Talvez não estejamos distantes do momento em que autoridades, dotadas de poder absoluto, assumam a tarefa de zelar por nosso bem-estar, determinando o que é permitido pensar e fazer. Se porventura nos desviarmos para territórios considerados inadequados, um mecanismo invisível e infalível restabelecerá a ordem antes mesmo que percebamos. Nos Estados Unidos, lutar contra inimigos — reais ou imaginários — sempre foi um exercício contínuo. Diante disso, leva-se algum tempo para que “A Ordem” se revele como um enredo plausível. No entanto, ao situar-se dentro da absurda crônica policial americana, o filme encontra sua ancoragem na realidade.
O motor da narrativa dirigida por Justin Kurzel é a crença ferrenha na liberdade individual, princípio que impulsiona uma história baseada em eventos reais. O longa lança um olhar contundente sobre a abordagem antiterrorista adotada por governos de distintas vertentes ideológicas, todos, de início, alheios a uma ameaça latente e potencialmente devastadora. Nos anos 1980, grupos supremacistas brancos proliferaram nos EUA, sendo “A Ordem” o mais temido entre eles. O roteiro de Zach Baylin, adaptado do livro-reportagem “The Silent Brotherhood: Inside America’s Racist Underground”, de Kevin Flynn e Gary Gerhardt, apresenta uma reconstituição detalhada daqueles tempos sombrios, tomando como ponto de partida um assassinato brutal.
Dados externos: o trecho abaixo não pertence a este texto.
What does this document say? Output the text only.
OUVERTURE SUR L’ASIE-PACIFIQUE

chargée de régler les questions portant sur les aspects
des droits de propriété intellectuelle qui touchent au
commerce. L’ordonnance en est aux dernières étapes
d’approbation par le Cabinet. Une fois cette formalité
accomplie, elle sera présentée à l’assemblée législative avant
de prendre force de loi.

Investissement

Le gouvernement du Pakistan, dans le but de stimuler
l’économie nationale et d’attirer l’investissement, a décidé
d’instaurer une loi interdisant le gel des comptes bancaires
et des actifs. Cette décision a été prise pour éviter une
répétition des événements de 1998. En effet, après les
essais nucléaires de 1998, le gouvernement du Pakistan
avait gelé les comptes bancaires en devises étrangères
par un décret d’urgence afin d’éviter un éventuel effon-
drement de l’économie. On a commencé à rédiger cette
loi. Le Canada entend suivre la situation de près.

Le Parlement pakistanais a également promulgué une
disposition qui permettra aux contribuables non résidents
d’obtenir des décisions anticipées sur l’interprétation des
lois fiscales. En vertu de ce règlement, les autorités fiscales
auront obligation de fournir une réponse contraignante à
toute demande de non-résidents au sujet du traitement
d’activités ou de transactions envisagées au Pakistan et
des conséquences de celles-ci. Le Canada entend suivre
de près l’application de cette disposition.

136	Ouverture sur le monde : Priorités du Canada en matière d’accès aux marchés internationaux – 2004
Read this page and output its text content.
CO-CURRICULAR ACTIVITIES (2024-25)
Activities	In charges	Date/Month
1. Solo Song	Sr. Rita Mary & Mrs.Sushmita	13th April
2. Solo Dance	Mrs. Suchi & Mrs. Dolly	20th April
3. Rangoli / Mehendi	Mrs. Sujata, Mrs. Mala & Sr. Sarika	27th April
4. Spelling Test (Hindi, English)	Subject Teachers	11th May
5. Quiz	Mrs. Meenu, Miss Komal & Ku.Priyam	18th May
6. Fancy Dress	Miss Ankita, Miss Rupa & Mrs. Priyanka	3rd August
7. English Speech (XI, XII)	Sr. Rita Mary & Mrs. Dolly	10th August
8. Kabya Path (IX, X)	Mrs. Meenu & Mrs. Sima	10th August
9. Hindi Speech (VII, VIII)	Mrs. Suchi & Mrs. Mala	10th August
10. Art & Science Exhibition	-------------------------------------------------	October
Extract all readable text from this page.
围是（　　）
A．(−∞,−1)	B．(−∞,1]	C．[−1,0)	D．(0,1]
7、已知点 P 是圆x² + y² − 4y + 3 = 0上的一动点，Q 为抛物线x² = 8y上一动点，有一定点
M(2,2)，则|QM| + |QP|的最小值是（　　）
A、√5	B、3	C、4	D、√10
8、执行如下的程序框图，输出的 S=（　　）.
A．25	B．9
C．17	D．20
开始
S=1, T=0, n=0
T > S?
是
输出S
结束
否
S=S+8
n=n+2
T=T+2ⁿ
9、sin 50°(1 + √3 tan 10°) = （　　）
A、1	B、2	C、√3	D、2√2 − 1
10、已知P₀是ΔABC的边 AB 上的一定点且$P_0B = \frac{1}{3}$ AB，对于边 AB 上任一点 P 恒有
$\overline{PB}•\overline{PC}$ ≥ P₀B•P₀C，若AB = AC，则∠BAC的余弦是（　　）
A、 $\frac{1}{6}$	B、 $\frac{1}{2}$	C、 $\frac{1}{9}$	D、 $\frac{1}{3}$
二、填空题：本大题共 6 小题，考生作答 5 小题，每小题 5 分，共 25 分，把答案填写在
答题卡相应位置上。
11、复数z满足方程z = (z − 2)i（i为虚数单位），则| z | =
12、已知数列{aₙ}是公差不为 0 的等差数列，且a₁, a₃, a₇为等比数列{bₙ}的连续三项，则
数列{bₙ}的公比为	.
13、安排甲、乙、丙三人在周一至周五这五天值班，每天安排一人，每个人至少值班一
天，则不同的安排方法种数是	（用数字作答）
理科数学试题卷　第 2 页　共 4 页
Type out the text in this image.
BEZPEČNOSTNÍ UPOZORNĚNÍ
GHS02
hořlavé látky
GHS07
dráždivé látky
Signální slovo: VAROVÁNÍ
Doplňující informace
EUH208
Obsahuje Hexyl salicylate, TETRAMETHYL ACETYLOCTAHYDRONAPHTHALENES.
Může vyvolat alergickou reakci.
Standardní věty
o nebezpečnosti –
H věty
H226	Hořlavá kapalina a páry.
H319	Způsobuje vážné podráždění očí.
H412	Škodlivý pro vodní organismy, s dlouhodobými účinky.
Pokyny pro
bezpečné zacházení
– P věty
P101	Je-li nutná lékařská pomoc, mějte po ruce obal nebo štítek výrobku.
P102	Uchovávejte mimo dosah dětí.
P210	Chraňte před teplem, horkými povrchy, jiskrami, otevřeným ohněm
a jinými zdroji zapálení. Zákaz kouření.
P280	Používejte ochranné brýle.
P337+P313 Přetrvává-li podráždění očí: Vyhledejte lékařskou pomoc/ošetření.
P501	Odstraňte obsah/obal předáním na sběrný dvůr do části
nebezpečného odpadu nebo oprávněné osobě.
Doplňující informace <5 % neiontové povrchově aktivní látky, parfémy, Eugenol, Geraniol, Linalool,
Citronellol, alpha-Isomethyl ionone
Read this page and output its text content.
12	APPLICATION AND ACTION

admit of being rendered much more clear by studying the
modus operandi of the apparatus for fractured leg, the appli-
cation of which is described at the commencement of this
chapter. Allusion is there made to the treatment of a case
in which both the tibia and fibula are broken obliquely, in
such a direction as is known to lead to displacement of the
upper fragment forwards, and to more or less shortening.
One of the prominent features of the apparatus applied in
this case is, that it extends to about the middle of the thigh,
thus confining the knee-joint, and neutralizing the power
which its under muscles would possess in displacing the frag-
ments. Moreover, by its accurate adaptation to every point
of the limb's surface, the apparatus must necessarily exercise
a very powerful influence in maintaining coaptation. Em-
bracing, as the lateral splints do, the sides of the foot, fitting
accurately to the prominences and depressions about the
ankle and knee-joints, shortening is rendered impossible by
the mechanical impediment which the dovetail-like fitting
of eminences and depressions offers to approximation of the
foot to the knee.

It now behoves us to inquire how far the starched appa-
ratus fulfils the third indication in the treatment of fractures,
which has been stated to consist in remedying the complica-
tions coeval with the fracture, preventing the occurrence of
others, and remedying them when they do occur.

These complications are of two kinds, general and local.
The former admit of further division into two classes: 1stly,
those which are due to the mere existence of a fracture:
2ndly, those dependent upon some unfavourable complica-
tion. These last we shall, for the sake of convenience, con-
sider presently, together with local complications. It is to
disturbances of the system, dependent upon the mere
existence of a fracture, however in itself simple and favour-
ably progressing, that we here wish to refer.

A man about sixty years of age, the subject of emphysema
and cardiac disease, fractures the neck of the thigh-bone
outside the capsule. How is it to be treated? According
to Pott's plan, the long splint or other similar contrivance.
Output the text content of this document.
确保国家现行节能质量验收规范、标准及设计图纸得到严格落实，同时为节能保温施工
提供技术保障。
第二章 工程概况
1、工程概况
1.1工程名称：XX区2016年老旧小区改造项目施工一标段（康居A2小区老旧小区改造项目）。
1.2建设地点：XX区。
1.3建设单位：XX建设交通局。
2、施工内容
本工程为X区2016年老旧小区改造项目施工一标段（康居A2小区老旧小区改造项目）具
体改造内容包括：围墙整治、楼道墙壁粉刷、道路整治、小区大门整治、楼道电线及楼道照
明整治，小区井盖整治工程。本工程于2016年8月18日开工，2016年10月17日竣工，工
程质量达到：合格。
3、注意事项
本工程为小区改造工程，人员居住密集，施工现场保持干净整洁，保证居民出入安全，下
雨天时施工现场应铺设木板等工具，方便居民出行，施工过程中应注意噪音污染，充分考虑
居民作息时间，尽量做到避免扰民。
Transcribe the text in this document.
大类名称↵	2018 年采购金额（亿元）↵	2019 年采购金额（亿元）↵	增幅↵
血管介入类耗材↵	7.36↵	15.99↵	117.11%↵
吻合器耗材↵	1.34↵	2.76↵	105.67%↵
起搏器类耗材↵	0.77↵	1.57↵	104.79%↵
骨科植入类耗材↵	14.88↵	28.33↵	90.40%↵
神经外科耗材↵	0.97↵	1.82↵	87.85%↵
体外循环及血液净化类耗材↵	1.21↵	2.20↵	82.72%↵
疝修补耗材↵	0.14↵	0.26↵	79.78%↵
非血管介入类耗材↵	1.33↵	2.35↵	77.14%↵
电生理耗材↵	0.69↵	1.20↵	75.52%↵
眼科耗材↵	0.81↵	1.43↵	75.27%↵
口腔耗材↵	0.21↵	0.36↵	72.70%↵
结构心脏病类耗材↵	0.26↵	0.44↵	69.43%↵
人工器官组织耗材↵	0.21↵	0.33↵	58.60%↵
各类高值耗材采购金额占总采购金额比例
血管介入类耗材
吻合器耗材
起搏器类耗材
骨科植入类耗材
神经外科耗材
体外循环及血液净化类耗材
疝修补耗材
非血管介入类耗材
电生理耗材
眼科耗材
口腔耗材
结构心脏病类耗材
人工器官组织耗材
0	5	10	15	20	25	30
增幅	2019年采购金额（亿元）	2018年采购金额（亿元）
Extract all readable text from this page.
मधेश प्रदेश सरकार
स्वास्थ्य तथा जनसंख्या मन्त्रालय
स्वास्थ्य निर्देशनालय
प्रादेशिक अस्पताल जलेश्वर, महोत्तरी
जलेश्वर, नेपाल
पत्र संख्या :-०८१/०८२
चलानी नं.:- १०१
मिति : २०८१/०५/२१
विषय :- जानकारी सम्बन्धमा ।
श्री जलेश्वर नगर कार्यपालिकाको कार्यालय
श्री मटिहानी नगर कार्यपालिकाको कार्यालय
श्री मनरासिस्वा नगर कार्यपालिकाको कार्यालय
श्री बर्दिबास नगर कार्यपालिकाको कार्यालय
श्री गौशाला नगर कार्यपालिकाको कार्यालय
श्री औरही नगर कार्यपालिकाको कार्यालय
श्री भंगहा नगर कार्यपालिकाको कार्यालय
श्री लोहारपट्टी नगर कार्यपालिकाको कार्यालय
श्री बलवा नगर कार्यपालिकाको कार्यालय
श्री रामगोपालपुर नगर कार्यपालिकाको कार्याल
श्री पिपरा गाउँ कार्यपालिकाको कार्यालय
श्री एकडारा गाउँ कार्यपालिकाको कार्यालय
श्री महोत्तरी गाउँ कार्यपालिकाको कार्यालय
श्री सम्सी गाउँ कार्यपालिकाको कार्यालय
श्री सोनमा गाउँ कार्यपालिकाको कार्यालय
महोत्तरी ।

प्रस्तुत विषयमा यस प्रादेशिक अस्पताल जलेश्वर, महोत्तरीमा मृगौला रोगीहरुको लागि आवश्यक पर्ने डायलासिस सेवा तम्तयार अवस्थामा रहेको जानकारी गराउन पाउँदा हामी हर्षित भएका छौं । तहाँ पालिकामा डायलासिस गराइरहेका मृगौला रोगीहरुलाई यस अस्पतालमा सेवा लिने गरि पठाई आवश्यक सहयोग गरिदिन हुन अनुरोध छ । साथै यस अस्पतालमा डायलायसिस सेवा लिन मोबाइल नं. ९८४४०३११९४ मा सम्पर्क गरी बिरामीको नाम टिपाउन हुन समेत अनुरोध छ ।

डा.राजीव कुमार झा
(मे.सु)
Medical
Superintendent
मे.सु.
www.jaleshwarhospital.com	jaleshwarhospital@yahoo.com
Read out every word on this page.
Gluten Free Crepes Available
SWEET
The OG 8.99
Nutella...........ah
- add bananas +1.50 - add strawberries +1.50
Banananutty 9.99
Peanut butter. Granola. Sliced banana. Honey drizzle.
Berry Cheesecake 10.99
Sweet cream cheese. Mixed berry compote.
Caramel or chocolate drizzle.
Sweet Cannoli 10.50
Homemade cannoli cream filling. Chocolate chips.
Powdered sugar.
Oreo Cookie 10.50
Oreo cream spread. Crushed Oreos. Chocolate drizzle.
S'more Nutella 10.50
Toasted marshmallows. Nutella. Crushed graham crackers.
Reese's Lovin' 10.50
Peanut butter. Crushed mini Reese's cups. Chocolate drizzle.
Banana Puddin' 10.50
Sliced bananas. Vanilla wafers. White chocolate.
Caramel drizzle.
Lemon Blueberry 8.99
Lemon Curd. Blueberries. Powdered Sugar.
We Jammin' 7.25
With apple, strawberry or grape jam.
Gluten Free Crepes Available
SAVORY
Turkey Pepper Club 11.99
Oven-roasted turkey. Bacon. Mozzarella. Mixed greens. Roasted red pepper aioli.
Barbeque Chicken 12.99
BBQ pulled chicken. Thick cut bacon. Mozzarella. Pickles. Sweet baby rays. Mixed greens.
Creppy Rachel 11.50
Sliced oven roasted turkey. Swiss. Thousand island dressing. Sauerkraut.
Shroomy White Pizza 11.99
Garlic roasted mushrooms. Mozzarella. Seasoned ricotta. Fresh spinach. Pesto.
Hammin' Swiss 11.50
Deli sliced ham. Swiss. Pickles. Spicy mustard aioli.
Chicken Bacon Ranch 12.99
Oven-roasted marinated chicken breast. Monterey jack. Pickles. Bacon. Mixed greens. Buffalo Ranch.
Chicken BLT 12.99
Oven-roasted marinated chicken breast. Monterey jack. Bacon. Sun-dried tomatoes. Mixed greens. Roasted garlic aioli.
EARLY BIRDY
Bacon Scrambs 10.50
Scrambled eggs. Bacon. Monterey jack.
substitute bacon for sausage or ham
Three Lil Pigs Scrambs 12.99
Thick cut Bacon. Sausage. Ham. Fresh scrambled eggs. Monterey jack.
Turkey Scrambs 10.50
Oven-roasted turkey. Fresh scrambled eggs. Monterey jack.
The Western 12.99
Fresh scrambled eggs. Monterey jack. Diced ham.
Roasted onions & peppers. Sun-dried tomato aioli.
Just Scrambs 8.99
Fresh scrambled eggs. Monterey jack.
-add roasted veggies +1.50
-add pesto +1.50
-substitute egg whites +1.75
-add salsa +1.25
O ano é 1983. No Colorado, o radialista judeu Alan Berg provoca a ira de ouvintes antissemitas ao desafiá-los em seu programa. Na sequência de abertura, dois homens, ao volante de um carro, ouvem a transmissão e desejam sua morte. Kurzel, com sua assinatura estética característica, explora essa atmosfera de ameaça constante, enfatizada pela fotografia sombria de Adam Arkapaw, marcada por contrastes entre sombras intensas e tons profundos de azul e preto. Pouco depois, Terry Husk, um agente do FBI de métodos pouco convencionais, chega a Coeur D’Alene, Idaho, para investigar um desaparecimento. O que parecia um caso isolado se desdobra em algo maior: uma série de assaltos a bancos com explosivos, cujas pistas convergem para uma célula da Ordem na região. Para desmantelar a organização, Husk conta com o auxílio do jovem agente Jamie Bowen.
Paralelamente, Robert Jay Mathews, uma figura ambiciosa e de moralidade questionável, é atraído pelas atividades extremistas do grupo, menos por ideologia e mais por interesse pessoal. Sua adesão o transforma em um elemento de alto risco, um extremista cuja escalada de violência se torna inevitável. A trama se equilibra entre as trajetórias de três personagens centrais: Husk, Bowen e Mathews, cada um representando facetas distintas dessa história. Jude Law e Tye Sheridan assumem os papéis de agente e aprendiz, enquanto Nicholas Hoult entrega uma interpretação complexa, conferindo a Mathews uma presença inquietante. O ator parece inclinado a personagens de moral ambígua, embora neste caso a margem para nuances seja mínima, diferentemente de seu trabalho em “Jurado Nº2” (2024), de Clint Eastwood.
A tensão do filme não se sustenta apenas nos eventos históricos, mas na forma como Kurzel os traduz para a tela, evitando julgamentos simplistas. Não há respostas fáceis sobre quem sairá vitorioso — uma ambiguidade que se reflete na realidade, quatro décadas após a execução de Mathews e a condenação de seus cúmplices. “A Ordem” não busca oferecer um desfecho redentor, mas uma experiência densa e perturbadora, cuja ressonância ecoa muito além da última cena.